司は眼鏡を押し上げ、声には柔らかい笑みを含ませながら、まるで恋人同士のささやきのように言った。

「菫、逃げようなんて夢見るなよ」

「……」

そう言い残すと、司は立ち去った。

菫は椅子の背もたれに深くもたれかかり、胸が締め付けられるように苦しかった。

昨夜あの二人の少女が当時の会話を再現するのを聞いて、彼女は分かっていた。

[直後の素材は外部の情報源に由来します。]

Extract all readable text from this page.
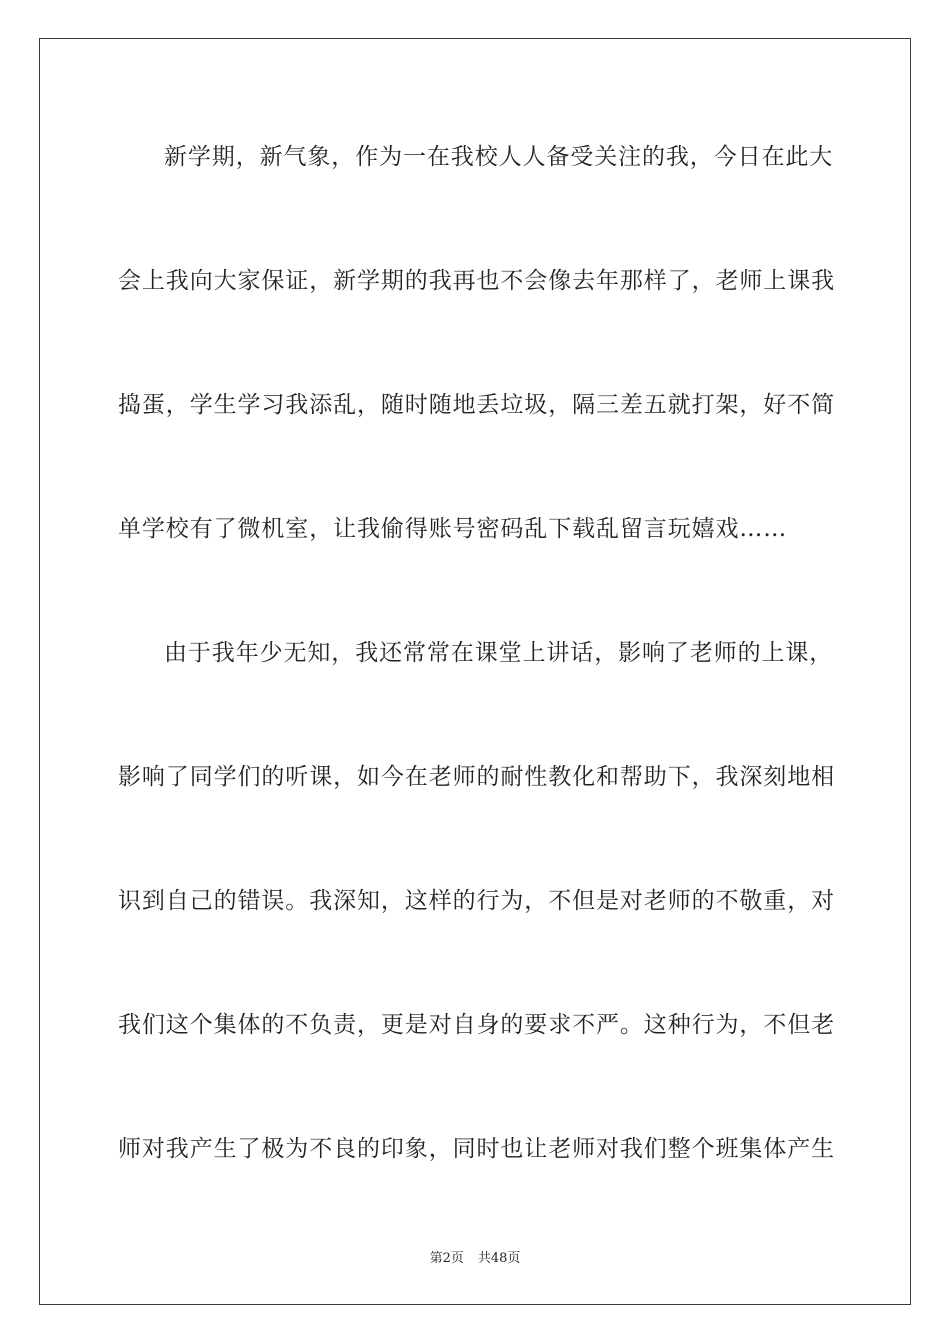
新学期，新气象，作为一在我校人人备受关注的我，今日在此大
会上我向大家保证，新学期的我再也不会像去年那样了，老师上课我
捣蛋，学生学习我添乱，随时随地丢垃圾，隔三差五就打架，好不简
单学校有了微机室，让我偷得账号密码乱下载乱留言玩嬉戏……
由于我年少无知，我还常常在课堂上讲话，影响了老师的上课，
影响了同学们的听课，如今在老师的耐性教化和帮助下，我深刻地相
识到自己的错误。我深知，这样的行为，不但是对老师的不敬重，对
我们这个集体的不负责，更是对自身的要求不严。这种行为，不但老
师对我产生了极为不良的印象，同时也让老师对我们整个班集体产生
第2页 共48页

司が手を出した引き金は「こっそり妊娠して、こっそり堕胎」という言葉だったのだと。

やっぱり彼は、まだあの出来事を根に持っている。

菫は無意識にお腹に手を当てた。

自分は彼に、子供のことで借りがある……

加害者のくせに先に文句を言うなんて。

……

菫は今日、外来当直だった。

彼女は東華病院の心臓外科主任医師。

年齢的に考えれば、このポストに就くのはかなり異例だ。

だが彼女には才能があり、専門知識も確かで、海外の一流医科大学を卒業した後、院長が高給で招聘して帰国させた経緯がある。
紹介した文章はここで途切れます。